I left that unpleasant encounter feeling really frustrated. Because even with the strides made in destigmatizing and normalizing mental illness, there’s still a huge misconception that it “looks” a certain way. But that couldn’t be farther from the truth. That afternoon in the hospital, for instance, where I had a full face of makeup and a cute outfit, had been preceded by a morning where I lay on the floor, crying hysterically, hoping the ground would swallow me up.
And another example: maybe you’ll remember the video that the late Chester Bennington’s wife posted on social media shortly after he died by suicide. Just 36 hours before he hanged himself, she’d filmed him laughing and smiling, playing a game with their kids.
And that’s my point. Depression can look like writhing around on the floor in terrible pain, but it can also look like laughing with your kids and pink lipstick. Depression can be non-functional, lying in your bed with no energy or motivation, but it can also be highly-functional, hyper-productive non-stop energy so you don’t have time to think.
People experience cancer in different ways. Some lose their hair, some don’t. Some experience terrible nausea and some don’t.

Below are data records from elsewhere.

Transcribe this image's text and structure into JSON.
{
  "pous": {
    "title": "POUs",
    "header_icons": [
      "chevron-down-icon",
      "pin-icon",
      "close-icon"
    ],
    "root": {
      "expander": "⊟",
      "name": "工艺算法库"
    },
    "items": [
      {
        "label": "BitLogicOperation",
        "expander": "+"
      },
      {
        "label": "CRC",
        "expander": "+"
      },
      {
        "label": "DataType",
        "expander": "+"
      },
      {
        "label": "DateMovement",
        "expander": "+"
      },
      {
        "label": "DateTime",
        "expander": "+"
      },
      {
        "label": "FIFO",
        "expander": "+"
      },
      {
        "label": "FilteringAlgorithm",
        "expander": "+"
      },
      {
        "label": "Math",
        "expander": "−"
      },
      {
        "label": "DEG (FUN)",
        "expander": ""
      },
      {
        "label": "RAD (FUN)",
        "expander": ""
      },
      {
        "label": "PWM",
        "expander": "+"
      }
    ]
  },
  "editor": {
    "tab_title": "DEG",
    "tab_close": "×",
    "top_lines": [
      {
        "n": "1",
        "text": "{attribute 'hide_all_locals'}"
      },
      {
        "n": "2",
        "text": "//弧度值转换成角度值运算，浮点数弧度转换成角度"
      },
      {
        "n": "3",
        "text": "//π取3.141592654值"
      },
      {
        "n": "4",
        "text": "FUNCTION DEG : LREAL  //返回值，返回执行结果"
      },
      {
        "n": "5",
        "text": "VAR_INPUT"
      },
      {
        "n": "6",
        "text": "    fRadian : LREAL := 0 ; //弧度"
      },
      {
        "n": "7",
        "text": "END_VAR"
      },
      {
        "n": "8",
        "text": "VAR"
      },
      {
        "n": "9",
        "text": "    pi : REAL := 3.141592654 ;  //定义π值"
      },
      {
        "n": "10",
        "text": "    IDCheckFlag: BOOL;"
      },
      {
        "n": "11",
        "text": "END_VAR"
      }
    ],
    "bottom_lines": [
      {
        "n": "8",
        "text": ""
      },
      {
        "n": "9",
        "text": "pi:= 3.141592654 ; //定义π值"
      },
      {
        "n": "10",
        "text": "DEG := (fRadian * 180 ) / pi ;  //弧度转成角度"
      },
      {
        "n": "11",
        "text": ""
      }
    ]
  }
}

There is no one size fits all profile for any physical illness, and there isn’t one for mental illness either.
If you’d like to help fight the mental illness stigma, one thing you can do is stop making judgements about how people are feeling on the inside by what you see on the outside. Mental illness doesn’t discriminate based on attractiveness, body size, financial status or anything else, and it certainly isn’t a choice. So instead of commenting on how someone with mental illness looks, ask how they’re feeling. A little compassion can make a big difference.